Literary Orphans

Man at a Café
by Pete Stevens

back_to_20s_i_by_michela_riva

A woman, she wears a pale linen suit, her neck a collection of taut cords, shouts at me from across the table. I cannot understand her words as she speaks a language I do not comprehend. My guess: obscenities. My guess: The company I represent, or possibly myself, has done her great and irrevocable harm. The man whose lips are in my ear, a translator hired in haste the morning before, can only grab a word here, a word there. He says: valise. He says: Belgrade. He says: disappeared. When our waitress arrives, the woman does not break from her assault. I order a vodka tonic and a Pernod for my translator. The waitress, a shapely young woman in a white collared shirt, her black bra visible underneath, pushes her fingers inside my mouth and takes the time to count each of my teeth.

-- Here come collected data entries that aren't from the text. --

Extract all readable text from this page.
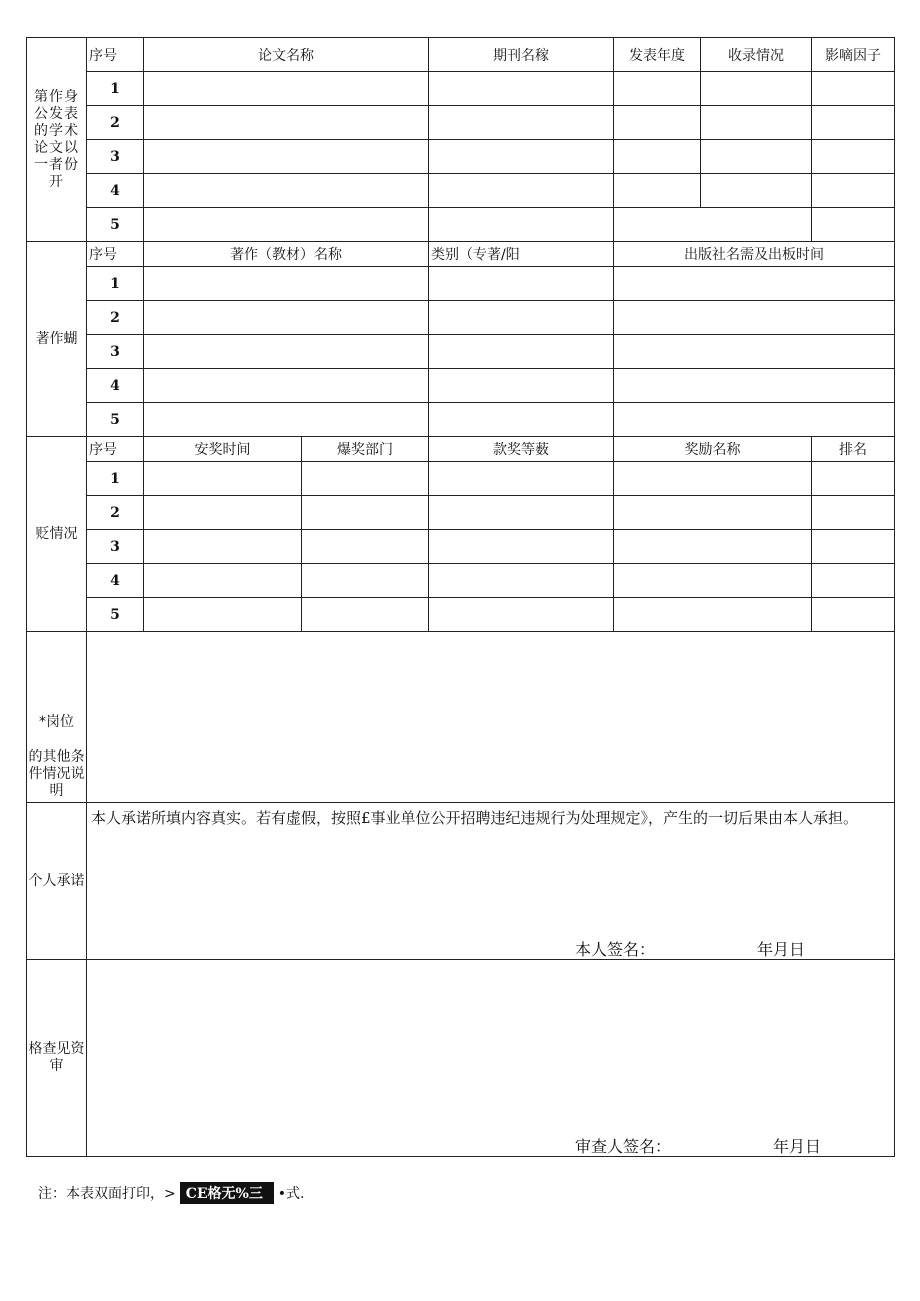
第作身公发表的学术论文以一者份开	序号	论文名称		期刊名稼	发表年度	收录情况	影嘀因子	
	1							
	2							
	3							
	4							
	5							
著作蝴	序号	著作（教材）名称		类别（专著/阳	出版社名需及出板时间	
	1							
	2							
	3							
	4							
	5							
贬情况	序号	安奖时间	爆奖部门	款奖等薮	奖励名称		排名	
	1							
	2							
	3							
	4							
	5							

*岗位
的其他条件情况说明								

个人承诺	本人承诺所填内容真实。若有虚假，按照£事业单位公开招聘违纪违规行为处理规定》，产生的一切后果由本人承担。
本人签名： 年月日							

格查见资审	审查人签名： 年月日							
注：本表双面打印，> CE格无%三	•式.
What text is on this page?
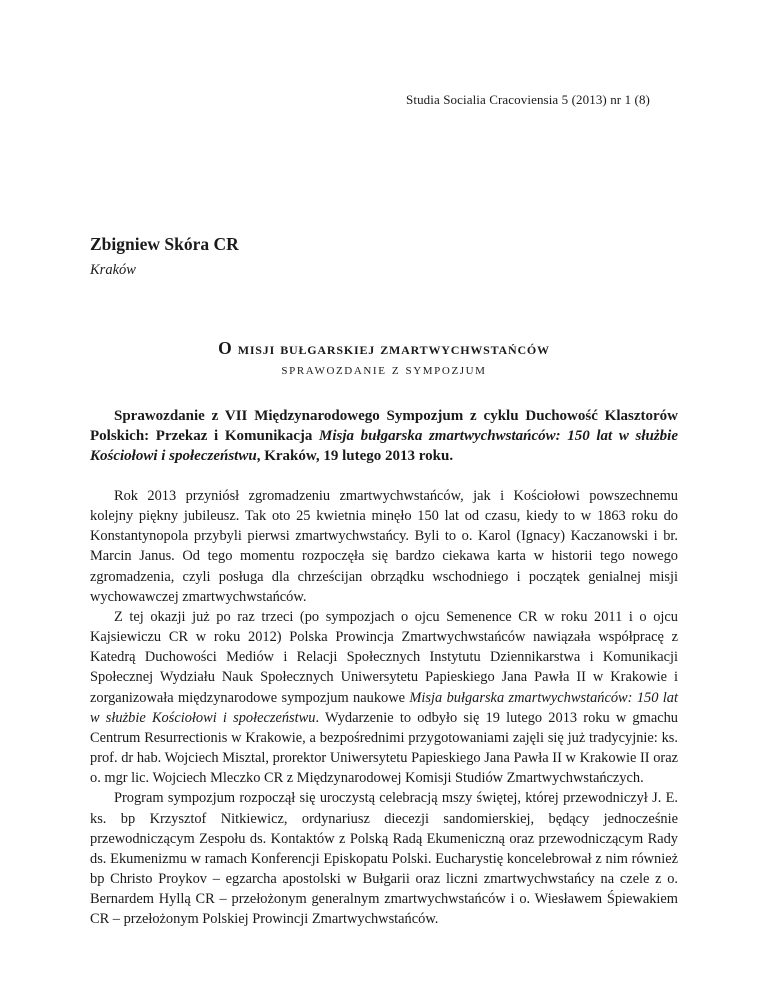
Studia Socialia Cracoviensia 5 (2013) nr 1 (8)
Zbigniew Skóra CR
Kraków
O misji bułgarskiej zmartwychwstańców
sprawozdanie z sympozjum

Sprawozdanie z VII Międzynarodowego Sympozjum z cyklu Duchowość Klasztorów Polskich: Przekaz i Komunikacja Misja bułgarska zmartwychwstańców: 150 lat w służbie Kościołowi i społeczeństwu, Kraków, 19 lutego 2013 roku.

Rok 2013 przyniósł zgromadzeniu zmartwychwstańców, jak i Kościołowi powszechnemu kolejny piękny jubileusz. Tak oto 25 kwietnia minęło 150 lat od czasu, kiedy to w 1863 roku do Konstantynopola przybyli pierwsi zmartwychwstańcy. Byli to o. Karol (Ignacy) Kaczanowski i br. Marcin Janus. Od tego momentu rozpoczęła się bardzo ciekawa karta w historii tego nowego zgromadzenia, czyli posługa dla chrześcijan obrządku wschodniego i początek genialnej misji wychowawczej zmartwychwstańców.

Z tej okazji już po raz trzeci (po sympozjach o ojcu Semenence CR w roku 2011 i o ojcu Kajsiewiczu CR w roku 2012) Polska Prowincja Zmartwychwstańców nawiązała współpracę z Katedrą Duchowości Mediów i Relacji Społecznych Instytutu Dziennikarstwa i Komunikacji Społecznej Wydziału Nauk Społecznych Uniwersytetu Papieskiego Jana Pawła II w Krakowie i zorganizowała międzynarodowe sympozjum naukowe Misja bułgarska zmartwychwstańców: 150 lat w służbie Kościołowi i społeczeństwu. Wydarzenie to odbyło się 19 lutego 2013 roku w gmachu Centrum Resurrectionis w Krakowie, a bezpośrednimi przygotowaniami zajęli się już tradycyjnie: ks. prof. dr hab. Wojciech Misztal, prorektor Uniwersytetu Papieskiego Jana Pawła II w Krakowie II oraz o. mgr lic. Wojciech Mleczko CR z Międzynarodowej Komisji Studiów Zmartwychwstańczych.

Program sympozjum rozpoczął się uroczystą celebracją mszy świętej, której przewodniczył J. E. ks. bp Krzysztof Nitkiewicz, ordynariusz diecezji sandomierskiej, będący jednocześnie przewodniczącym Zespołu ds. Kontaktów z Polską Radą Ekumeniczną oraz przewodniczącym Rady ds. Ekumenizmu w ramach Konferencji Episkopatu Polski. Eucharystię koncelebrował z nim również bp Christo Proykov – egzarcha apostolski w Bułgarii oraz liczni zmartwychwstańcy na czele z o. Bernardem Hyllą CR – przełożonym generalnym zmartwychwstańców i o. Wiesławem Śpiewakiem CR – przełożonym Polskiej Prowincji Zmartwychwstańców.
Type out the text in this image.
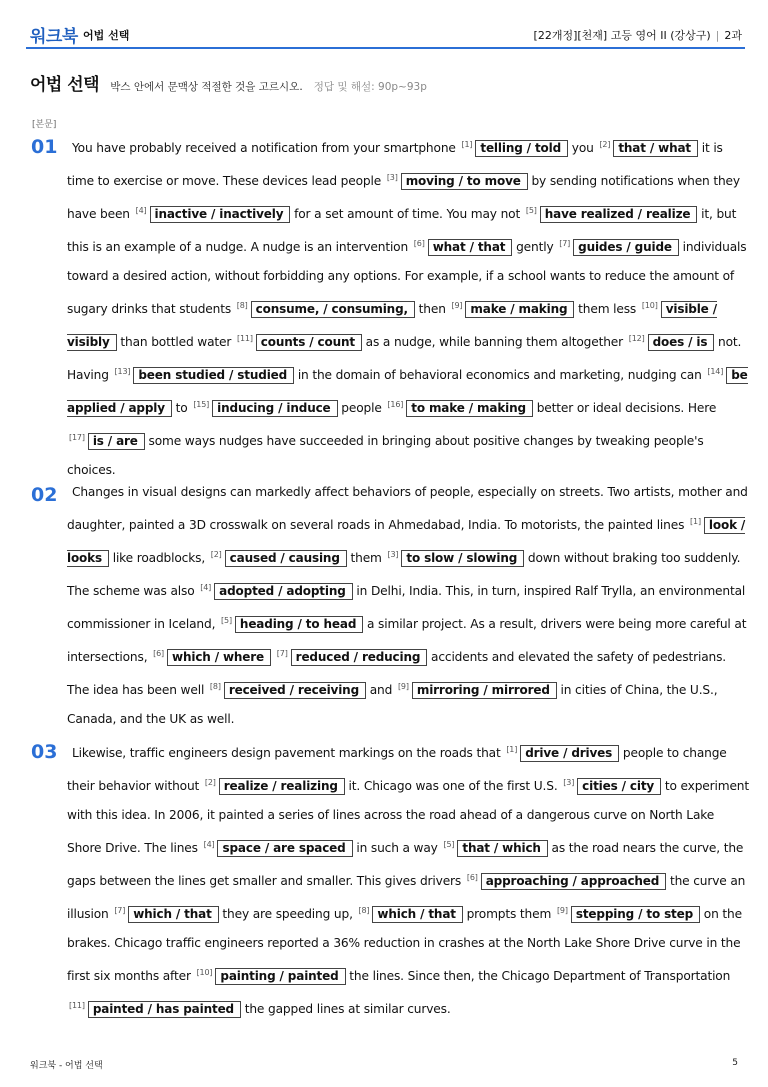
워크북 어법 선택	[22개정][천재] 고등 영어 II (강상구) | 2과
어법 선택 박스 안에서 문맥상 적절한 것을 고르시오. 정답 및 해설: 90p~93p
[본문]
01	You have probably received a notification from your smartphone [1] telling / told you [2] that / what it is time to exercise or move. These devices lead people [3] moving / to move by sending notifications when they have been [4] inactive / inactively for a set amount of time. You may not [5] have realized / realize it, but this is an example of a nudge. A nudge is an intervention [6] what / that gently [7] guides / guide individuals toward a desired action, without forbidding any options. For example, if a school wants to reduce the amount of sugary drinks that students [8] consume, / consuming, then [9] make / making them less [10] visible / visibly than bottled water [11] counts / count as a nudge, while banning them altogether [12] does / is not. Having [13] been studied / studied in the domain of behavioral economics and marketing, nudging can [14] be applied / apply to [15] inducing / induce people [16] to make / making better or ideal decisions. Here [17] is / are some ways nudges have succeeded in bringing about positive changes by tweaking people's choices.
02	Changes in visual designs can markedly affect behaviors of people, especially on streets. Two artists, mother and daughter, painted a 3D crosswalk on several roads in Ahmedabad, India. To motorists, the painted lines [1] look / looks like roadblocks, [2] caused / causing them [3] to slow / slowing down without braking too suddenly. The scheme was also [4] adopted / adopting in Delhi, India. This, in turn, inspired Ralf Trylla, an environmental commissioner in Iceland, [5] heading / to head a similar project. As a result, drivers were being more careful at intersections, [6] which / where [7] reduced / reducing accidents and elevated the safety of pedestrians. The idea has been well [8] received / receiving and [9] mirroring / mirrored in cities of China, the U.S., Canada, and the UK as well.
03	Likewise, traffic engineers design pavement markings on the roads that [1] drive / drives people to change their behavior without [2] realize / realizing it. Chicago was one of the first U.S. [3] cities / city to experiment with this idea. In 2006, it painted a series of lines across the road ahead of a dangerous curve on North Lake Shore Drive. The lines [4] space / are spaced in such a way [5] that / which as the road nears the curve, the gaps between the lines get smaller and smaller. This gives drivers [6] approaching / approached the curve an illusion [7] which / that they are speeding up, [8] which / that prompts them [9] stepping / to step on the brakes. Chicago traffic engineers reported a 36% reduction in crashes at the North Lake Shore Drive curve in the first six months after [10] painting / painted the lines. Since then, the Chicago Department of Transportation [11] painted / has painted the gapped lines at similar curves.
워크북 - 어법 선택	5
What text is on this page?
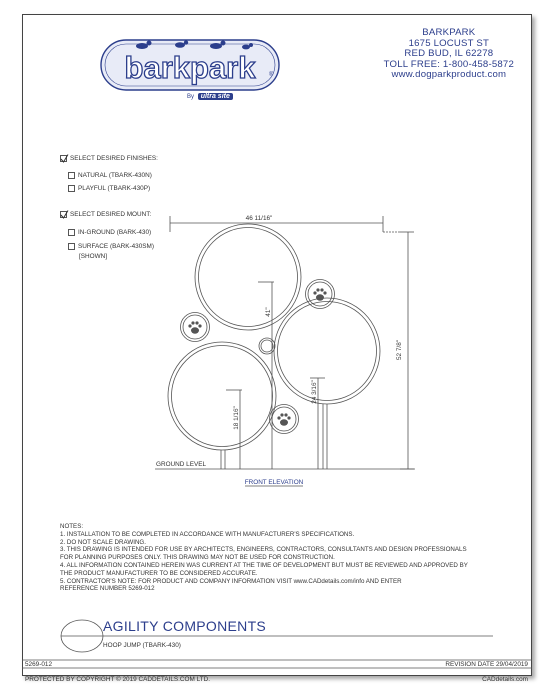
barkpark ®
By ultra site
BARKPARK
1675 LOCUST ST
RED BUD, IL 62278
TOLL FREE: 1-800-458-5872
www.dogparkproduct.com
SELECT DESIRED FINISHES:
NATURAL (TBARK-430N)
PLAYFUL (TBARK-430P)
SELECT DESIRED MOUNT:
IN-GROUND (BARK-430)
SURFACE (BARK-430SM)
[SHOWN]
46 11/16"
52 7/8"
41"
24 3/16"
18 1/16"
GROUND LEVEL
FRONT ELEVATION
NOTES:
1. INSTALLATION TO BE COMPLETED IN ACCORDANCE WITH MANUFACTURER'S SPECIFICATIONS.
2. DO NOT SCALE DRAWING.
3. THIS DRAWING IS INTENDED FOR USE BY ARCHITECTS, ENGINEERS, CONTRACTORS, CONSULTANTS AND DESIGN PROFESSIONALS
FOR PLANNING PURPOSES ONLY. THIS DRAWING MAY NOT BE USED FOR CONSTRUCTION.
4. ALL INFORMATION CONTAINED HEREIN WAS CURRENT AT THE TIME OF DEVELOPMENT BUT MUST BE REVIEWED AND APPROVED BY
THE PRODUCT MANUFACTURER TO BE CONSIDERED ACCURATE.
5. CONTRACTOR'S NOTE: FOR PRODUCT AND COMPANY INFORMATION VISIT www.CADdetails.com/info AND ENTER
REFERENCE NUMBER 5269-012
AGILITY COMPONENTS
HOOP JUMP (TBARK-430)
5269-012	REVISION DATE 29/04/2019
PROTECTED BY COPYRIGHT © 2019 CADDETAILS.COM LTD.	CADdetails.com
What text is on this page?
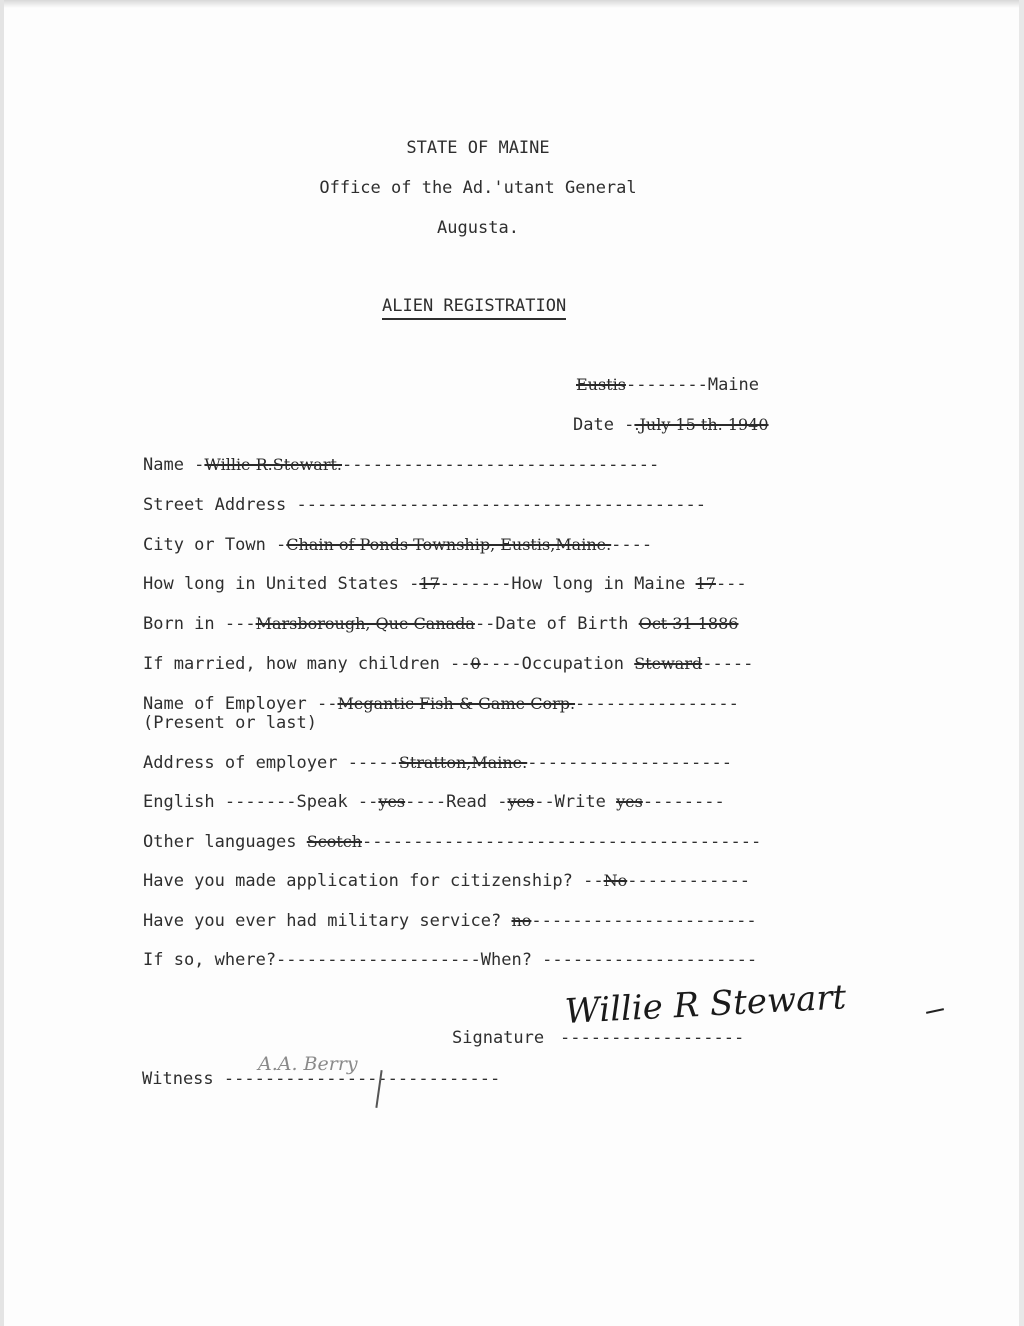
STATE OF MAINE
Office of the Ad.'utant General
Augusta.
ALIEN REGISTRATION
Eustis--------Maine
Date -.July 15 th. 1940
Name -Willie R.Stewart.-------------------------------
Street Address ----------------------------------------
City or Town -Chain of Ponds Township, Eustis,Maine.----
How long in United States -17-------How long in Maine 17---
Born in ---Marsborough, Que Canada--Date of Birth Oct 31 1886
If married, how many children --0----Occupation Steward-----
Name of Employer --Megantic Fish & Game Corp.----------------
(Present or last)
Address of employer -----Stratton,Maine.--------------------
English -------Speak --yes----Read -yes--Write yes--------
Other languages Scotch---------------------------------------
Have you made application for citizenship? --No------------
Have you ever had military service? no----------------------
If so, where?--------------------When? ---------------------
Signature ------------------
Willie R Stewart
Witness ---------------------------
A.A. Berry
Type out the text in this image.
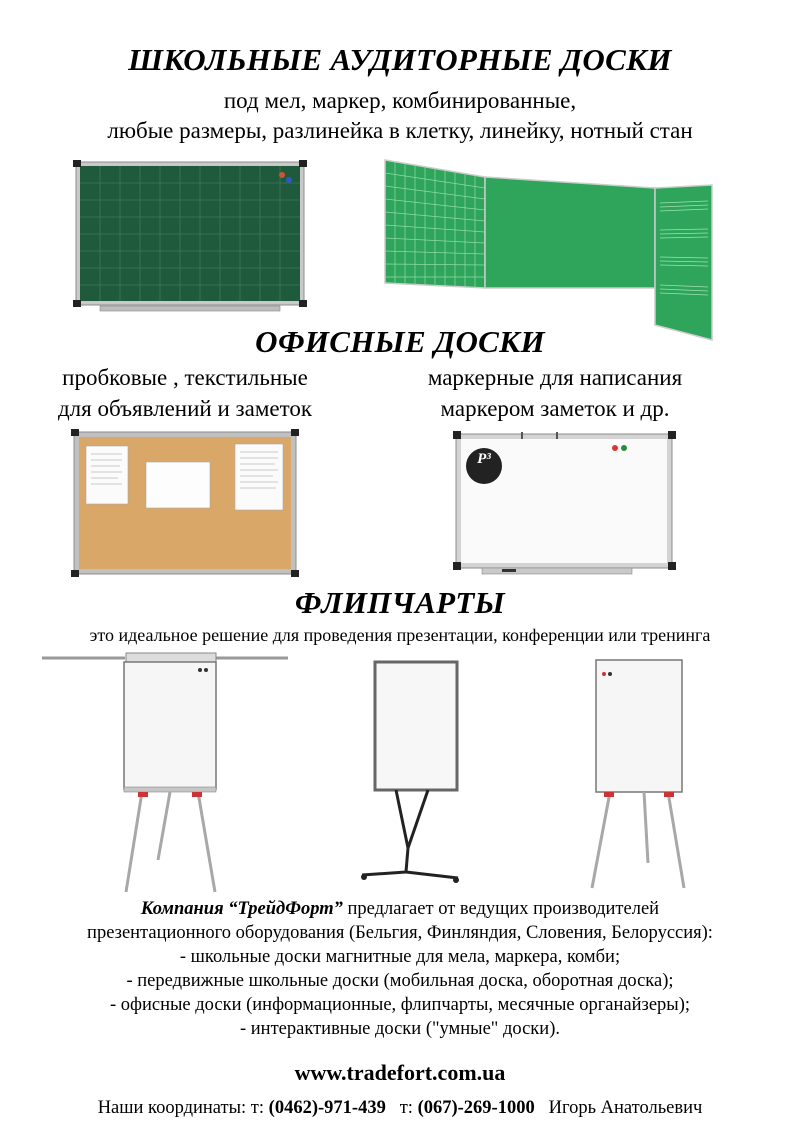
ШКОЛЬНЫЕ АУДИТОРНЫЕ ДОСКИ
под мел, маркер, комбинированные,
любые размеры, разлинейка в клетку, линейку, нотный стан
ОФИСНЫЕ ДОСКИ
пробковые , текстильные
для объявлений и заметок
маркерные для написания
маркером заметок и др.
P³
ФЛИПЧАРТЫ
это идеальное решение для проведения презентации, конференции или тренинга
Компания “ТрейдФорт” предлагает от ведущих производителей
презентационного оборудования (Бельгия, Финляндия, Словения, Белоруссия):
- школьные доски магнитные для мела, маркера, комби;
- передвижные школьные доски (мобильная доска, оборотная доска);
- офисные доски (информационные, флипчарты, месячные органайзеры);
- интерактивные доски ("умные" доски).
www.tradefort.com.ua
Наши координаты: т: (0462)-971-439   т: (067)-269-1000   Игорь Анатольевич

My attention returns to the woman whose shouting increases in both volume and pace, her face blistered burgundy, her fist a coil of sausage pounding on the table. I hold up my hand and ask her to stop, please, be reasonable. She continues. Her body begins to swell, her eyes bulging past their sockets. My translator says: surveillance. He says: gallery. Our drinks arrive and I notice the other patrons of the café have been driven away. We are alone. I have been here before. The waitress, her eyes red and moist, kneels and rests her head in my lap. She says: Your teeth, monsieur, are for biting. I take a drink. I am pleased. And still, the woman shouts. She has doubled in size, her clothing torn at the seams. My translator, the tip of his tongue tracing the edge of my ear, says: leave. He says: now.